In August this year, she will perform Finally Dead at the Edinburgh Fringe Festival, the world's biggest and most important stand-up comedy festival. It's the first time she will have performed a solo show there, and it will possibly be a pivotal moment in her life.
Her internationally acclaimed stand-up comedian flatmate Kumar says that comedy people he knows, who don't know that he knows her, have been telling him how excited they are about her Edinburgh show. James Acaster, who admittedly is her boyfriend, also says there is a lot of buzz around the comedy world about her show.
Matafeo, though, recognises that she's a child in comedy terms and that getting better requires doing a lot of work. "It's a real hard thing you accept as a comedian, where you go, 'There's no way I can be as good at comedy now as I will be when I'm 30', and it's this weird self-awareness thing because you go, 'I have to do six more years of this before I get good? This is bullshit!'"
Ultimately, she wants to do something that endures after she's gone.
"I don't know many things about myself, like sure things ... But one thing I know is that I'll always want to make stuff. That's like a constant in my personality that I don't think is ever going to go away. That's what I kind of want to leave for this planet. That's what I want to do with my life."

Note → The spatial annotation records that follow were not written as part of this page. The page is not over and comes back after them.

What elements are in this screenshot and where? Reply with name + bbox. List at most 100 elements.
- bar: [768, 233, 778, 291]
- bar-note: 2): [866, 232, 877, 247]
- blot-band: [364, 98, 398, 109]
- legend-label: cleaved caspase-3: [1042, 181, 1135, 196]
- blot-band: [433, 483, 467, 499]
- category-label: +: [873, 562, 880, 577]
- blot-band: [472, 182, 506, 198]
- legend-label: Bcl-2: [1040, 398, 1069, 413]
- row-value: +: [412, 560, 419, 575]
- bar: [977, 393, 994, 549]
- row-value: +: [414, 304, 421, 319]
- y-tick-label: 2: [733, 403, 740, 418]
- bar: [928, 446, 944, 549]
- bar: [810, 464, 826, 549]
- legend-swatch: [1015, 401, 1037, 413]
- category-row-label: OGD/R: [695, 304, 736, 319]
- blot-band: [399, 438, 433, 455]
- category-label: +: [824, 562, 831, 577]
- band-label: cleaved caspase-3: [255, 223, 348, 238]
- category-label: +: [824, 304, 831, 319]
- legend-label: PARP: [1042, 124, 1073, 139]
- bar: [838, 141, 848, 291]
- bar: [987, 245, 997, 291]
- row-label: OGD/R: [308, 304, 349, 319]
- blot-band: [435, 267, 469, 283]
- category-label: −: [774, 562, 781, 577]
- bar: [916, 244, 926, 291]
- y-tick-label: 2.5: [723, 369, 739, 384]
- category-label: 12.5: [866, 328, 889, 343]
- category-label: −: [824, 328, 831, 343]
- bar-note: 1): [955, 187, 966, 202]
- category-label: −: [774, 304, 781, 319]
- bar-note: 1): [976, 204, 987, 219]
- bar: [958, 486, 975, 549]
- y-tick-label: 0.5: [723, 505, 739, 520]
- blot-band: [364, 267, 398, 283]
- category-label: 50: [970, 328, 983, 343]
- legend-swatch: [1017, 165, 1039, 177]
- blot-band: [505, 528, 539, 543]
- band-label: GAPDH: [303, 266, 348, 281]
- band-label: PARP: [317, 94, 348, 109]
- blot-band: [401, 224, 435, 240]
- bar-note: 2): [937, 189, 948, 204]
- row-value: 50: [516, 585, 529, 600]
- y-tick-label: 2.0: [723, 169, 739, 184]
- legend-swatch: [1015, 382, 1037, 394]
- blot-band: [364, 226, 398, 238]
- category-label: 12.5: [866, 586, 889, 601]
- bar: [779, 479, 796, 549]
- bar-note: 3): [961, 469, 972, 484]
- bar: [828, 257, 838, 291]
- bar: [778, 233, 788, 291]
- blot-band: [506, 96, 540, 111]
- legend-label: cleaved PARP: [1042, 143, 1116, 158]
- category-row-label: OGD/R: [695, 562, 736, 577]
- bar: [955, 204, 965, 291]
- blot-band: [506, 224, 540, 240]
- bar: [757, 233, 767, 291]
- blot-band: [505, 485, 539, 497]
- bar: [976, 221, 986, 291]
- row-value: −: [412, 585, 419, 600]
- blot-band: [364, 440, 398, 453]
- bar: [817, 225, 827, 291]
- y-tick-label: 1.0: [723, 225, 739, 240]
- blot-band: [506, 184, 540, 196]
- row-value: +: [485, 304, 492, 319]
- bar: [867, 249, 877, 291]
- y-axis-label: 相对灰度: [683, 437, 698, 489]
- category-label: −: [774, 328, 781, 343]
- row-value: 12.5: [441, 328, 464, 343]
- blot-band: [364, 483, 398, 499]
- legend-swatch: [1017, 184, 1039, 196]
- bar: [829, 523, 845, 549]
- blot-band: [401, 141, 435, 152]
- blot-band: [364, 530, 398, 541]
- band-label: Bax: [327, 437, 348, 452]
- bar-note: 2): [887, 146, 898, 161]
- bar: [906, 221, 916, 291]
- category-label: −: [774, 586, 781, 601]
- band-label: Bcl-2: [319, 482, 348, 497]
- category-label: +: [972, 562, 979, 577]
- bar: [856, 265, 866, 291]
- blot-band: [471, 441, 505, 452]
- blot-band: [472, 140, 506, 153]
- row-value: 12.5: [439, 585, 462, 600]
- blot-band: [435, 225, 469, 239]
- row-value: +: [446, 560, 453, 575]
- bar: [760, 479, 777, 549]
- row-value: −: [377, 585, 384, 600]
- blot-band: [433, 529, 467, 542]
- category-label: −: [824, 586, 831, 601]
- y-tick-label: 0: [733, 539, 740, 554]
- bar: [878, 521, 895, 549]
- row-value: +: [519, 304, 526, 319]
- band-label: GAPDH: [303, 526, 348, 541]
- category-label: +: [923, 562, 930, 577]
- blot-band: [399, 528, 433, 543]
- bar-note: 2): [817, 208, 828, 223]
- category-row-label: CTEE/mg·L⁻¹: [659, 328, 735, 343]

Her public persona is so sunny, so upbeat, and her comedy so sharp and funny, that it's hard to believe she sometimes sits opposite a cognitive behavioural therapist, talking frankly and unselfconsciously about her depression and existential dread.
Maybe her performance at this year's Edinburgh Fringe will break her on to the world stage. Maybe it will just break her. Most likely, it will just be one more step along the road to getting better.